You bet. I know it's overkill in a flippin' Vanagon, but it's not that expensive, and the skills aren't hard to learn.

> ... it looks like they all terminate at the multi > contact connector at engine block.

Right. In my Vanagon I installed a ground farm from B&C under the driver's seat:

http://www.bandc.aero/grounding-supplies-battery-cables.aspx

The big camping battery is inside the sink cabinet, a few inches away since I drilled a big hole for the heavy + and - cables. The battery - cable is connected right to the big bolt on the ground farm.

In homebuilt aircraft, that bolt is intended to go through the firewall to a ground farm on both sides of the firewall, so there's one ground point for absolutely everything. I didn't drill through the van's floor, but instead grounded the ground farm to the van's body through a separate short wire.

I run dedicated grounds from each of the 12V outlets to that ground farm.

https://sbw.org/westybattery/

The audio shields are grounded at the radio, and I haven't yet installed a dedicated ground wire from the radio to the ground farm. I'd have to either isolate the radio from the van's frame or run a fairly large ground wire to close ground loops. Because I haven't done that, audio from the cell phone (music, audiobooks, maps), playing through a stereo cable plugged into the radio, is sometimes noisy when the cell phone is plugged into the 12V outlet: a classic ground loop.

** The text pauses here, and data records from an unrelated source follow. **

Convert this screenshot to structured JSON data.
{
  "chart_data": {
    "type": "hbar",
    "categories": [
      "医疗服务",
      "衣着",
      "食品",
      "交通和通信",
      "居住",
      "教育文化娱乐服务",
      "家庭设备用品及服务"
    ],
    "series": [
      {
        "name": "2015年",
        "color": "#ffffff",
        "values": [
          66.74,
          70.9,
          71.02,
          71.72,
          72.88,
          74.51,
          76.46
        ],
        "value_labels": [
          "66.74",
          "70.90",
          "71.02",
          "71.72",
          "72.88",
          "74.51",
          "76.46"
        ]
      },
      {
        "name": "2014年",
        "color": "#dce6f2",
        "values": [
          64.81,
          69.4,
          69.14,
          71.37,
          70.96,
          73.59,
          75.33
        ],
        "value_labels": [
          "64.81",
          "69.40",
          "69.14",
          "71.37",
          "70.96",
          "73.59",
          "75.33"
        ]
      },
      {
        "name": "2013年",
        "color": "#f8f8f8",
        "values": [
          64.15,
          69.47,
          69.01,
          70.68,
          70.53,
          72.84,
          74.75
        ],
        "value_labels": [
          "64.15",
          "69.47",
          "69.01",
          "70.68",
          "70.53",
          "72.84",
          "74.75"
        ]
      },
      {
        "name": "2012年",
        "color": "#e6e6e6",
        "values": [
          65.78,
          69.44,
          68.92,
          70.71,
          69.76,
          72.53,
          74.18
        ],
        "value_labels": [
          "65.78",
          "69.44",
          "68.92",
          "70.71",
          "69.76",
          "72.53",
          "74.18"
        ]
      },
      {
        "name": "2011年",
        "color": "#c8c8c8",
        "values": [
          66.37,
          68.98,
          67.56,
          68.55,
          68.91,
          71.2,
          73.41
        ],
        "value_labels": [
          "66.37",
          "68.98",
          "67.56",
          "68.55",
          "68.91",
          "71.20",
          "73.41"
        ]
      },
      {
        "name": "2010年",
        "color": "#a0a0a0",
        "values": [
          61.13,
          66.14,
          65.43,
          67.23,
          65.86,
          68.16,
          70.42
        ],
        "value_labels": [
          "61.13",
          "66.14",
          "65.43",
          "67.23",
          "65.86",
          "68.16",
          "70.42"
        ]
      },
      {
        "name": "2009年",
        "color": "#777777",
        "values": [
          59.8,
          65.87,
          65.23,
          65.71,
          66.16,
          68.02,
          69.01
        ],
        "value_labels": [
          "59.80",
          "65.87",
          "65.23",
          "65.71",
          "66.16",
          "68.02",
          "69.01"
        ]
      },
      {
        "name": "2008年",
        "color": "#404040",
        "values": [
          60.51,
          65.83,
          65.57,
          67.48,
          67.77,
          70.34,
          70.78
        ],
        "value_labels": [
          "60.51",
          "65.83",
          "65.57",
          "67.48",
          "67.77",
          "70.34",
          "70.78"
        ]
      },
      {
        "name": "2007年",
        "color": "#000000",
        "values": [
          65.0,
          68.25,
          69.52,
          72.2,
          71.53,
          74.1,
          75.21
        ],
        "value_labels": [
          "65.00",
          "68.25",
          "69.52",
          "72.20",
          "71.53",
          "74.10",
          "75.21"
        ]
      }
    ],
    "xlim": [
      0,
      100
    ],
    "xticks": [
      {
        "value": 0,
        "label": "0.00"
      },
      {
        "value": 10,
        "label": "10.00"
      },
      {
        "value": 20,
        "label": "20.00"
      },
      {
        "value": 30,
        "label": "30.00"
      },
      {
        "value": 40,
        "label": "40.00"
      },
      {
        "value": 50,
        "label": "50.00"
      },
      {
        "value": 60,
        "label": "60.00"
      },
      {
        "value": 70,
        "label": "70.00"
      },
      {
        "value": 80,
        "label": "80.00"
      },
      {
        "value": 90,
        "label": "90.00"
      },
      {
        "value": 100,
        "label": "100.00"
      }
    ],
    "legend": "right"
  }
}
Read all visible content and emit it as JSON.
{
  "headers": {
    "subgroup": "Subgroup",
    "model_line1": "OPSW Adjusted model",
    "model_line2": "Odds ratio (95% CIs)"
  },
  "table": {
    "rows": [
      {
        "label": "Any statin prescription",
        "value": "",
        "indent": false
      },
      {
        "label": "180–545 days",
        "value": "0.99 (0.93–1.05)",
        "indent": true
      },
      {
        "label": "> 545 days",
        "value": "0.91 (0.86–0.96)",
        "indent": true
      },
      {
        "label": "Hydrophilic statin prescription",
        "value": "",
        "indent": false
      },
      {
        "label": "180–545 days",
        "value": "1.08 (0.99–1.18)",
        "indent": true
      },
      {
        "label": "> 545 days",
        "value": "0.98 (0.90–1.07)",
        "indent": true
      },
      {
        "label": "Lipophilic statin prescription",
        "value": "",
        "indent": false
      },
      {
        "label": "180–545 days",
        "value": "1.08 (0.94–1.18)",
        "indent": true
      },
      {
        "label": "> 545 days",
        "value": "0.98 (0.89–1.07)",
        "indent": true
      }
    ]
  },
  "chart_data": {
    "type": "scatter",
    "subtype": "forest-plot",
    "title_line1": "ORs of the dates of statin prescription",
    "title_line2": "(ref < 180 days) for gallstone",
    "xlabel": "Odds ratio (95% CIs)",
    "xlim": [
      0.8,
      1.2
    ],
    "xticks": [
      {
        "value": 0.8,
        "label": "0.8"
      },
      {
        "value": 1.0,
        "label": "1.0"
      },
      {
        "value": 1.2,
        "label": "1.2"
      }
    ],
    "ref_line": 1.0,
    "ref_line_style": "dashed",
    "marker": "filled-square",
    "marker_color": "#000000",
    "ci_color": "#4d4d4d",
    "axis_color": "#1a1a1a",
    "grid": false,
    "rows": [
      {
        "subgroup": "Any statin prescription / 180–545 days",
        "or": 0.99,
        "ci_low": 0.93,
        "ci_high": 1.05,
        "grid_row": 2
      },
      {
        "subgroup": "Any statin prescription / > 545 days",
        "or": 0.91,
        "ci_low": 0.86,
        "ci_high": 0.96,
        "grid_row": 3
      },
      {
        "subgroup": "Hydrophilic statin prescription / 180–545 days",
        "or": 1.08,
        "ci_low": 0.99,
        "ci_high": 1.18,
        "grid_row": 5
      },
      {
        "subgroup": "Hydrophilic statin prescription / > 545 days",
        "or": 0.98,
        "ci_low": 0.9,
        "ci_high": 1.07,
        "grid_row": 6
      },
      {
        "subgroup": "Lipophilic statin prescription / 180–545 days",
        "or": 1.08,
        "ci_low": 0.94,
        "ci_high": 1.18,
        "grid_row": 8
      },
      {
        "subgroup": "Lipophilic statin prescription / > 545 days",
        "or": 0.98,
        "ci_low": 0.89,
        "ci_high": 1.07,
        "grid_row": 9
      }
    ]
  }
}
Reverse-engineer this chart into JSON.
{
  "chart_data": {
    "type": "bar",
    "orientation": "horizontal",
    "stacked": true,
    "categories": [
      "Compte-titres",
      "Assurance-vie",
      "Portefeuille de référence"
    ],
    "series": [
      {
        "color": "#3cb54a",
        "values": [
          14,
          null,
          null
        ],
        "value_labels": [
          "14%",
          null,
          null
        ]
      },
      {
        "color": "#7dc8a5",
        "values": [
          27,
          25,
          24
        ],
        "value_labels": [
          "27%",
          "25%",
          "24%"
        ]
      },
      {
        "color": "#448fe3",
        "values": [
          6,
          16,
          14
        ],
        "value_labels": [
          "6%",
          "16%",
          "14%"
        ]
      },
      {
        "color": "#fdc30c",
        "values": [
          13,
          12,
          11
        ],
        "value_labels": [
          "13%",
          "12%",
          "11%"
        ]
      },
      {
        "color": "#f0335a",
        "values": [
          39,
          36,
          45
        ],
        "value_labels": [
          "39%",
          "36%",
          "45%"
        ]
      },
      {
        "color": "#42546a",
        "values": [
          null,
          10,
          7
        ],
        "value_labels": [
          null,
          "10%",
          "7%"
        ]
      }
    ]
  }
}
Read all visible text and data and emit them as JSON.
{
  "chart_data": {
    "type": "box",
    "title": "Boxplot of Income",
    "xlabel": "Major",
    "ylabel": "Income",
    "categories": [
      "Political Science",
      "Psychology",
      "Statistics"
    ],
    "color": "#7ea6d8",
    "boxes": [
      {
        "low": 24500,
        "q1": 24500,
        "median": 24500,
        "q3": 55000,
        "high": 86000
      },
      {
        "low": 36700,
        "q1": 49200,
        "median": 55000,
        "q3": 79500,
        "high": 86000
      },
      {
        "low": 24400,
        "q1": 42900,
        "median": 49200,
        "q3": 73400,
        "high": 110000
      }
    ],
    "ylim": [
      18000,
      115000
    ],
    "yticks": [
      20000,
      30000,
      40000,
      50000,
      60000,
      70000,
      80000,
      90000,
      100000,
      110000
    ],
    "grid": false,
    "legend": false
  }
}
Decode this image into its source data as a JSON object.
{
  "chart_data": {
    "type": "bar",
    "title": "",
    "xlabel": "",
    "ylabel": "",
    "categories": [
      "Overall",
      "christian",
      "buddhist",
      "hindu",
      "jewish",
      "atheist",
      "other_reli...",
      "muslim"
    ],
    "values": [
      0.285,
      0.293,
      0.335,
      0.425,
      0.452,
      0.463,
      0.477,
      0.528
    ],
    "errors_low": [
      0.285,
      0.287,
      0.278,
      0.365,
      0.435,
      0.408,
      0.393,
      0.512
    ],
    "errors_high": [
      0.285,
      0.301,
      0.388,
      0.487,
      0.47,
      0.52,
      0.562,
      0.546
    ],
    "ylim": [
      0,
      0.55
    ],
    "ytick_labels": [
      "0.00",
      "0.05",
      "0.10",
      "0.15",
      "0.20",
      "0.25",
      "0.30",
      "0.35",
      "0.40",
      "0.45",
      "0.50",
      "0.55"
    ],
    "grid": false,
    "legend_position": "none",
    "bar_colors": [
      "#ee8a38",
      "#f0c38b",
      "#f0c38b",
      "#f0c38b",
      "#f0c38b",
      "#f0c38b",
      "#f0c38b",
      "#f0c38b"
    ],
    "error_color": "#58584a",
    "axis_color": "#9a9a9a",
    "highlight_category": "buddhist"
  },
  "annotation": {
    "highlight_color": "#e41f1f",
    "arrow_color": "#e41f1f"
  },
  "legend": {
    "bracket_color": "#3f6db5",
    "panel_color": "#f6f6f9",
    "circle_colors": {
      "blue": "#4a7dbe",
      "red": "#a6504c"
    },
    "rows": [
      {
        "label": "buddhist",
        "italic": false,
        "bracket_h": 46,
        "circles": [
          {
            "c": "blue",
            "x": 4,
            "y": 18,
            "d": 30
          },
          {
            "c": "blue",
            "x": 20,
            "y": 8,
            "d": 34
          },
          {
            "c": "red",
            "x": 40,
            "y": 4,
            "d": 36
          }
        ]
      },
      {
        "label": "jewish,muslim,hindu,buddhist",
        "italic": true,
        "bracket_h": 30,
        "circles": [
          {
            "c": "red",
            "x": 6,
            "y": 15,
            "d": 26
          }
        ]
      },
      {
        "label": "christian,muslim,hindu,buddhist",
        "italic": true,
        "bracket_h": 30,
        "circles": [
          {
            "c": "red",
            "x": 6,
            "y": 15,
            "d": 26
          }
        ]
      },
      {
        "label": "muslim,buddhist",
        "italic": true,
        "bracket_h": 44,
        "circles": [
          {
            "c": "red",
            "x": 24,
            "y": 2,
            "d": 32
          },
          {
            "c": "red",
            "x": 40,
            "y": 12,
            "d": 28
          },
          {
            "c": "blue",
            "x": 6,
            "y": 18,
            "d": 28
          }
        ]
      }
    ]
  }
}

To eliminate that noise, the easiest way to isolate the radio is to replace it with a radio that has Bluetooth! The radio's speaker outputs are isolated by design, so the speaker wire's shield is grounded to the radio.

I also installed a fuse farm from B&C under the driver's seat for all the camping electrics:

http://www.bandc.aero/fuseholder6-slot.aspx

Note that has tabs for spade lugs, which are always better than ring lugs: Lower parts count (no screws and washers) and a gas-tight connection with no process sensitivity. (That is, you can fail to tighten the screw in a ring lug, or get it cross-threaded, or forget the washer, or whatever. None of those mistakes can happen with a spade lug.)